Enzymes inside cells

  • During DNA replication in mitosis or meiosis, the DNA double helix is unwound and the weak hydrogen bonds are separated by a particular enzyme.
  • As new bases line along each half, so complementary base pairings match, a different enzyme joins them together. As a result, two complete and identical DNA molecules are made. The enzymes are unchanged so can repeat the same action when needed.
  • During protein synthesis, many different reactions occur which are all catalysed by different enzymes.

Enzymes outside cells

  • Enzymes help break down large food molecules such as carbohydrates, proteins and fats as they are much too big to pass across the cell membranes of the gut wall. Digestion is the name of the process that breaks them down.

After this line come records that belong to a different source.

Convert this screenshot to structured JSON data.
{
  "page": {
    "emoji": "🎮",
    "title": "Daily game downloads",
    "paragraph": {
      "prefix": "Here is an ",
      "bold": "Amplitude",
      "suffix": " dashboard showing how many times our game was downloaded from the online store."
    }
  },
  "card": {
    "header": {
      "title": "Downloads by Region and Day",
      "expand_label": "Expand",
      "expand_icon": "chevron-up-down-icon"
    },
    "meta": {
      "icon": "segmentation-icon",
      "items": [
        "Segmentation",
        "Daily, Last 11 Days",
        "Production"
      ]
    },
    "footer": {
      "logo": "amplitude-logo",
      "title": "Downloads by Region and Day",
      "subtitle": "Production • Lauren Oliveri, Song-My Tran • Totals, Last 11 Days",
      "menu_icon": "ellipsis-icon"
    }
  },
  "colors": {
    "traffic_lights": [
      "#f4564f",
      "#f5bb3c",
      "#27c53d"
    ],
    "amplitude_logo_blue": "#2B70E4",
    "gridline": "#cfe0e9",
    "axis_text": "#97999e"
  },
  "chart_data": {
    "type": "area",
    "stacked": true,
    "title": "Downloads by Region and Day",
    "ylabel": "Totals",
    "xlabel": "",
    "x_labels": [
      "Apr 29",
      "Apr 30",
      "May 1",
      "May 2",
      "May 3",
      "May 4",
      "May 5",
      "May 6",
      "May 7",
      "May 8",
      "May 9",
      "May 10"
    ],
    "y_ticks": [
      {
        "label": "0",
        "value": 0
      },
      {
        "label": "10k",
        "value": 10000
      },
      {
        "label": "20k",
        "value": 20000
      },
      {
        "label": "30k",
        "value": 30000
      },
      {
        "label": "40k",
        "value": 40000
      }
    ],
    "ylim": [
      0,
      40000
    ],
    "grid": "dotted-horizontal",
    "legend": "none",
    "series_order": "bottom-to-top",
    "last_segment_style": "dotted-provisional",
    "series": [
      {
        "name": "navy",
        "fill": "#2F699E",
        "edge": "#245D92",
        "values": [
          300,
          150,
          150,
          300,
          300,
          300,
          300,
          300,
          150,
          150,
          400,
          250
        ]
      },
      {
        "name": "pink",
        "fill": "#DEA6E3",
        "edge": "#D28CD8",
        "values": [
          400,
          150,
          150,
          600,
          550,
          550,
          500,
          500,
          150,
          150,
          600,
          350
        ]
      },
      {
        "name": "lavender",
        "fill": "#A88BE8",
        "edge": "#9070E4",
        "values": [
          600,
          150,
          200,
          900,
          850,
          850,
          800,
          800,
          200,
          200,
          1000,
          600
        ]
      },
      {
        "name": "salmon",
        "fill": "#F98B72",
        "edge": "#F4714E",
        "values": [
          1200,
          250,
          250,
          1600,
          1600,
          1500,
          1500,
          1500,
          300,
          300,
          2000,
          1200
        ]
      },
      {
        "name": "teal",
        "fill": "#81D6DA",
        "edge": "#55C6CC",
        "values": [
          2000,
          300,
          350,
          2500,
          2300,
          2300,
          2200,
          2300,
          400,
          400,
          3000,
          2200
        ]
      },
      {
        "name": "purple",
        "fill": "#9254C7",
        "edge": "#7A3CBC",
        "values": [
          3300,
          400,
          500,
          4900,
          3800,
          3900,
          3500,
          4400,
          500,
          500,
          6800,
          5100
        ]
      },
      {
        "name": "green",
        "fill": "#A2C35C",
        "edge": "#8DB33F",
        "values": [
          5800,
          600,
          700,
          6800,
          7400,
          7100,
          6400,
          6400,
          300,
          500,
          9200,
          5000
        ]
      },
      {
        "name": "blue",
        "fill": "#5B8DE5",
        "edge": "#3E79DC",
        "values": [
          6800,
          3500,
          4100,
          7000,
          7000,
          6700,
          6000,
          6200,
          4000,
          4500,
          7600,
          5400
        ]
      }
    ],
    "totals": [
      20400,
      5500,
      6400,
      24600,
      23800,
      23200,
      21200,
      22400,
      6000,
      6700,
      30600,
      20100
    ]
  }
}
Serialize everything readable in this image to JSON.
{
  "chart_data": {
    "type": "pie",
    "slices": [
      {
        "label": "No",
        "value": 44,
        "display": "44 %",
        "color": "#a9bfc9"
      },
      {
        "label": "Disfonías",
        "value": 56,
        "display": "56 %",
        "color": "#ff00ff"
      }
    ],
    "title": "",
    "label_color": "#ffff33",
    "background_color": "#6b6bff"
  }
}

Different enzymes are released into the mouth, stomach and small intestine to help digest these molecules so they can be absorbed into the cells.
  • Microorganisms and fungi also release digestive enzymes but they grow on and through the food they are digesting because they don’t have a gut. After the enzymes have digested the food, the smaller molecules are absorbed through the microorganism’s cell walls.

Enzyme action

  • Molecules that enzymes work on are called substrate molecules.
  • Enzymes work best at a particular temperature, called the ‘optimum’ temperature which in the human body, is usually around 40 degrees Celsius. However, some enzymes have adapted to work efficiently at very low temperatures, such as in ikaite rock in deep water.
  • When temperature increases, the substrate particles move faster as they have more energy. This means they are more likely to meet and react with enzymes.
  • Also, enzymes work best at the optimum pH. Most enzymes in our cells work best at pH 7 but enzymes that function in the digestive system have to be good at working at low or high pH levels.
  • When the temperature is too high or the pH is not right, the bonds holding the enzyme together break and thus make it lose its shape. This slows down the reaction.
  • The rate of reaction for an enzyme is also changed by the concentration of the substrate. With the increase of substrate concentration so does the rate of reaction, but only to a point. Beyond that concentration, the enzyme is incapable of working on the substrate any faster (all the active sites are full). Therefore, adding more substrate molecules will make no difference.

Specific enzymes

  • Enzymes only work with a particular substrate, so we say they have a specificity for their substrate. Enzymes are therefore named according to the substrate they catalyse:
    • Carbohydrases catalyse the breakdown of carbohydrates.
    • Proteases catalyse the breakdown of proteins.
  • All substrate molecules for one particular enzyme have the same 3-D shape in some part of their molecules. This suggests shape is incredibly important in enzyme reaction.
  • The substrate for a particular enzyme fits neatly into the active site of that enzyme. The active site takes a different shape in different enzymes. Since the shape of the substrate fits tightly into the hole of the active site, this model is called ‘lock-and-key’ hypothesis.
  • Changing the pH or temperature a little changes the shape of the active site, so the substrate doesn’t fit so well. Too much change will break the bonds within the enzyme and therefore can change the shape of the active site so much that is denatures the enzyme and destroys the active site.